When the Debtors (Scotland) Act 1987 was introduced, Poindings and Warrant Sales as they were known, were kept, but slightly reformed (your neighbours couldn’t come into your home anymore, but they could watch from their windows as the court officer carried away your goods). And the scheme to help people repay their debts? Well that was a nice idea, but really why bother?

By 1997, nearly and 18,980 poindings were being executed in Scotland. Good times.

Then in 1999, Tommy Sheridan with the assistance of Mike Dailly, the Principle Solicitor of Govan Law Centre brought forward one of the first member bills in the newly formed Scottish Parliament: The Abolition of Poinding and Warrant Sales Bill.

Despite Scottish Executive resistance there was a back bench revolt (interestingly, primarily by woman) and this archaic practice was abolished. The Scottish Executive then brought forward their own legislation, the Debt Arrangement and Attachment (Scotland) Act 2002 which confirmed the abolition of poinding and warrant sales, albeit replacing them with a new type of attachment that distinguished between good kept in the home and outside the home. They also dusted off the old Scottish Law Commission recommendation of a new repayment scheme and called it the Debt Arrangement Scheme.

It was introduced in 2004 and allowed people to enter into formal repayment schemes with their creditors, letting them pay their debts, but with the full protection of the law. Once in a scheme, creditors could not do earning arrestment, bank arrestments, attach people’s property or make them bankrupt. And if the creditors objected? Well the new government officer, the Debt Arrangement Scheme Administrator could say tough, you’re in, providing she thought it was reasonable.

As a result of a painfully slow start, however, in 2007 the Scottish Government then introduced reforms so that once a  programme was approved, all interest, charges, fees and penalties on debts were frozen and if the plan successfully completed, written off.

Then in 2011, to give it another kick it was reformed again, this time to widen the type of money advisers who could apply for a programme on behalf of their clients. They also introduced payment breaks, so if your income dropped more than 50%, you could qualify for six month’s grace to get back on your feet again. And if you had ten different creditors to pay each month, well that was okay as everyone in the scheme has to pay their debts through a payment distributor who collects the money then distributes it to the creditors. And the cost of that service? The creditors have to pay for it.

The Scheme is still the little brother of Scotland’s two other formal debt remedies: 9,194 people signed Protected Trust Deeds last year; 11,056 people were declared bankrupt; and only 3,319 had Debt Payment Programmes approved.

However, as the graph below shows, if the first 8 years of the Debt Arrangement Scheme is compared with the first 8 years of Protected Trust Deeds, its growth pattern matches that of Protected Trust Deeds and in the last year has begun to grow even more steadily. In all likelihood in a few years time it will become Scotland’s main debtor remedy.

And it’s good for creditors also.
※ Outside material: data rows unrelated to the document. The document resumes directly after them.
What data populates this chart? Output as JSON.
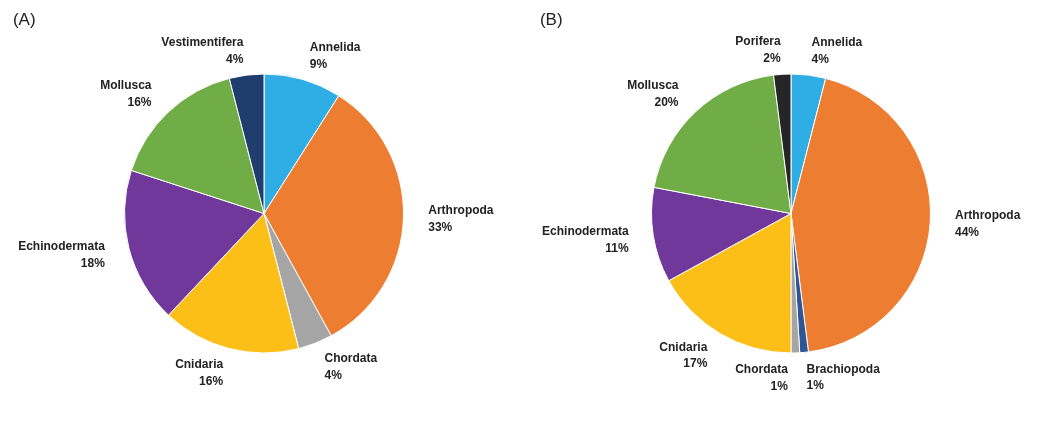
{
  "chart_data": [
    {
      "type": "pie",
      "title": "(A)",
      "categories": [
        "Annelida",
        "Arthropoda",
        "Chordata",
        "Cnidaria",
        "Echinodermata",
        "Mollusca",
        "Vestimentifera"
      ],
      "values": [
        9,
        33,
        4,
        16,
        18,
        16,
        4
      ],
      "value_labels": [
        "9%",
        "33%",
        "4%",
        "16%",
        "18%",
        "16%",
        "4%"
      ],
      "colors": [
        "#2eaee4",
        "#ed7d31",
        "#a5a5a5",
        "#fbbf17",
        "#70389a",
        "#70ad47",
        "#1f3e6e"
      ]
    },
    {
      "type": "pie",
      "title": "(B)",
      "categories": [
        "Annelida",
        "Arthropoda",
        "Brachiopoda",
        "Chordata",
        "Cnidaria",
        "Echinodermata",
        "Mollusca",
        "Porifera"
      ],
      "values": [
        4,
        44,
        1,
        1,
        17,
        11,
        20,
        2
      ],
      "value_labels": [
        "4%",
        "44%",
        "1%",
        "1%",
        "17%",
        "11%",
        "20%",
        "2%"
      ],
      "colors": [
        "#2eaee4",
        "#ed7d31",
        "#2f5597",
        "#a5a5a5",
        "#fbbf17",
        "#70389a",
        "#70ad47",
        "#262626"
      ]
    }
  ]
}
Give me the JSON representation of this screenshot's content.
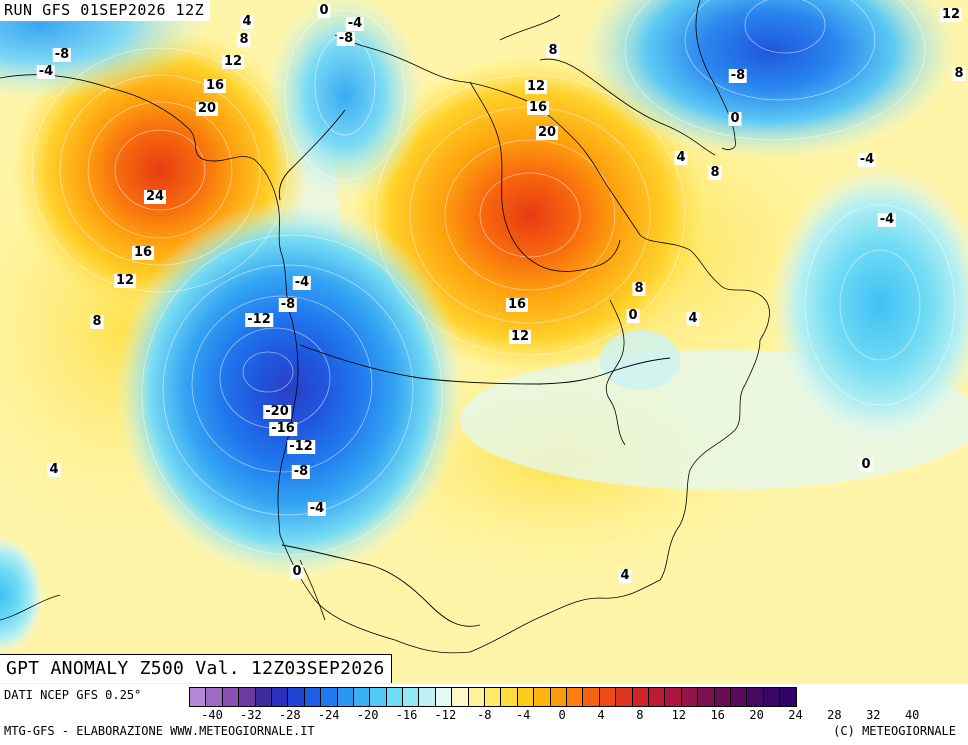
{
  "header": {
    "run_label": "RUN GFS 01SEP2026 12Z"
  },
  "map": {
    "title": "GPT ANOMALY Z500 Val. 12Z03SEP2026",
    "contour_labels": [
      {
        "text": "0"
      },
      {
        "text": "-4"
      },
      {
        "text": "4"
      },
      {
        "text": "-8"
      },
      {
        "text": "8"
      },
      {
        "text": "-8"
      },
      {
        "text": "-4"
      },
      {
        "text": "12"
      },
      {
        "text": "16"
      },
      {
        "text": "20"
      },
      {
        "text": "24"
      },
      {
        "text": "16"
      },
      {
        "text": "12"
      },
      {
        "text": "8"
      },
      {
        "text": "-4"
      },
      {
        "text": "-8"
      },
      {
        "text": "-12"
      },
      {
        "text": "-20"
      },
      {
        "text": "-16"
      },
      {
        "text": "-12"
      },
      {
        "text": "-8"
      },
      {
        "text": "-4"
      },
      {
        "text": "4"
      },
      {
        "text": "0"
      },
      {
        "text": "8"
      },
      {
        "text": "12"
      },
      {
        "text": "16"
      },
      {
        "text": "20"
      },
      {
        "text": "8"
      },
      {
        "text": "4"
      },
      {
        "text": "8"
      },
      {
        "text": "0"
      },
      {
        "text": "16"
      },
      {
        "text": "12"
      },
      {
        "text": "8"
      },
      {
        "text": "0"
      },
      {
        "text": "4"
      },
      {
        "text": "12"
      },
      {
        "text": "8"
      },
      {
        "text": "-8"
      },
      {
        "text": "0"
      },
      {
        "text": "-4"
      },
      {
        "text": "-4"
      },
      {
        "text": "0"
      },
      {
        "text": "4"
      },
      {
        "text": "4"
      }
    ]
  },
  "footer": {
    "source": "DATI NCEP GFS 0.25°",
    "credit": "MTG-GFS - ELABORAZIONE WWW.METEOGIORNALE.IT",
    "copyright": "(C) METEOGIORNALE",
    "scale": {
      "colors": [
        "#b589d6",
        "#9f6ac6",
        "#8a50b6",
        "#6d3aa3",
        "#3c2b9e",
        "#2b2fc0",
        "#1f45d8",
        "#1c5fe6",
        "#2079ee",
        "#2b95f2",
        "#39b0f4",
        "#52c8f5",
        "#6ddcf5",
        "#92e8f4",
        "#bdf2f2",
        "#e3f9f4",
        "#fff9c8",
        "#fff39a",
        "#ffe96a",
        "#ffdc3c",
        "#ffcc1e",
        "#ffb40f",
        "#ff9a0c",
        "#ff7e0c",
        "#f8620e",
        "#ee4a14",
        "#e0341c",
        "#cf2427",
        "#bc1b34",
        "#a8163f",
        "#941348",
        "#7e1050",
        "#6a0d57",
        "#580a5c",
        "#470862",
        "#3a0666",
        "#2f0569"
      ],
      "tick_labels": [
        "-40",
        "-32",
        "-28",
        "-24",
        "-20",
        "-16",
        "-12",
        "-8",
        "-4",
        "0",
        "4",
        "8",
        "12",
        "16",
        "20",
        "24",
        "28",
        "32",
        "40"
      ]
    }
  }
}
The average dividend paid to a creditor in a Protected Trust Deed is less than 16p in the £ and less for bankruptcy: in a Debt Payment Programme, as the longest they normally last is 10 years, creditors get at least 30p in the £ back over the same period, but also with the hope of more in future years as it is not a form of personal insolvency.

The Scottish Government is also now looking to extend the Scheme so it can be used more easily by sole traders and partnerships to let them repay debts and avoid bankruptcy: creating a culture of recovery rather than one of liquidation.

And as for the replacement of poindings and warrant sales: in 2011/12 there were only 2,758 attachments, which is for property outside the home, such as cars and commercial property, and only 51 exceptional attachments carried out in the home (compared with the 18,980 poindings in 1998).

Now that’s not bad and as for the rest of the UK: they are still waiting for their reforms.